Food security is intrinsically linked to maintaining optimal physical health and promoting active lifestyles. Stored Grain Ecosystems (SGEs) are complex systems comprising a range of grains, microorganisms, and environmental elements. To ensure sustainable grain storage and promote food-friendly SGEs, careful regulation and monitoring of these factors are vital. This review traces the evolution of the Eco-concept of stored grain in China, focusing on micro- and macro-structural composition, the Multi-field/Re-coupling structure, and Smart Construction of SGEs, while introducing the four development lines and Wisdom Methodology of SGEs. The current status and challenges of SGEs in China are also discussed. The Eco-concept of stored grain in China has progressed through the initial exploration period, formation and practice periods, and has now entered its fourth stage, marked by a shift to include interactions of multiple biological fields. This evolution extends beyond the traditional binary relationship and offers emerging technologies greater scope for scientific and intelligent theoretical analysis of grain storage practices. The Wisdom Methodology employs a multifaceted, Mechanism and Data-driven approach, incorporating four driving methods, and is now widely recognized as a leading strategy for researching Smart Grain Systems. Digital Twin technology enables precise simulations and mappings of real-world SGEs in a virtual environment, supporting accurate assessments and early warnings for issues concerning grain conditions. Driven by Mechanism and Data, Digital Twin solutions are a pioneering trend and emerging hotspot with vast potential for enhancing the intelligence and wisdom of future grain storage processes.
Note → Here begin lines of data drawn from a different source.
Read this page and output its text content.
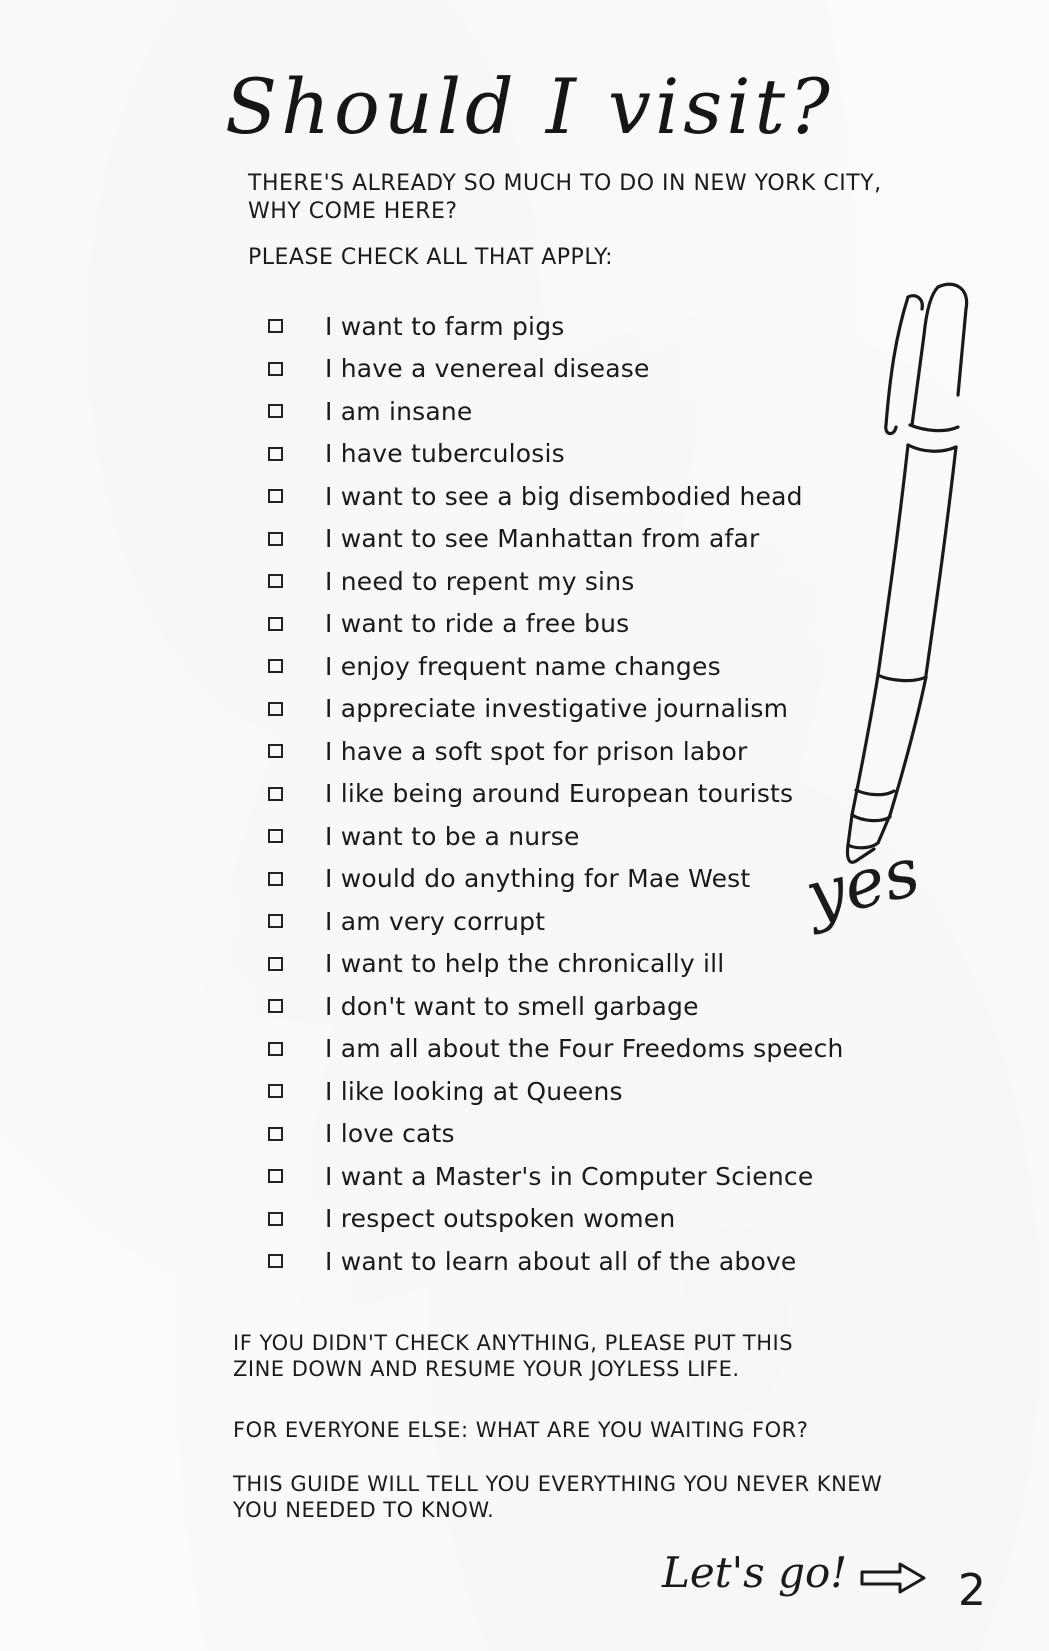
Should I visit?
THERE'S ALREADY SO MUCH TO DO IN NEW YORK CITY,
WHY COME HERE?
PLEASE CHECK ALL THAT APPLY:
I want to farm pigs
I have a venereal disease
I am insane
I have tuberculosis
I want to see a big disembodied head
I want to see Manhattan from afar
I need to repent my sins
I want to ride a free bus
I enjoy frequent name changes
I appreciate investigative journalism
I have a soft spot for prison labor
I like being around European tourists
I want to be a nurse
I would do anything for Mae West
I am very corrupt
I want to help the chronically ill
I don't want to smell garbage
I am all about the Four Freedoms speech
I like looking at Queens
I love cats
I want a Master's in Computer Science
I respect outspoken women
I want to learn about all of the above
yes
IF YOU DIDN'T CHECK ANYTHING, PLEASE PUT THIS
ZINE DOWN AND RESUME YOUR JOYLESS LIFE.
FOR EVERYONE ELSE: WHAT ARE YOU WAITING FOR?
THIS GUIDE WILL TELL YOU EVERYTHING YOU NEVER KNEW
YOU NEEDED TO KNOW.
Let's go!	2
Overall, this review provides valuable guidance to practitioners for advancing high-quality Smart Grain Systems, enhancing sustainable and intelligent grain storage practices.

Suggested Citation

  • Yunshandan Wu & Wenfu Wu & Kai Chen & Ji Zhang & Zhe Liu & Yaqiu Zhang, 2023. "Progress and Prospective in the Development of Stored Grain Ecosystems in China: From Composition, Structure, and Smart Construction to Wisdom Methodology," Agriculture, MDPI, vol. 13(9), pages 1-13, August.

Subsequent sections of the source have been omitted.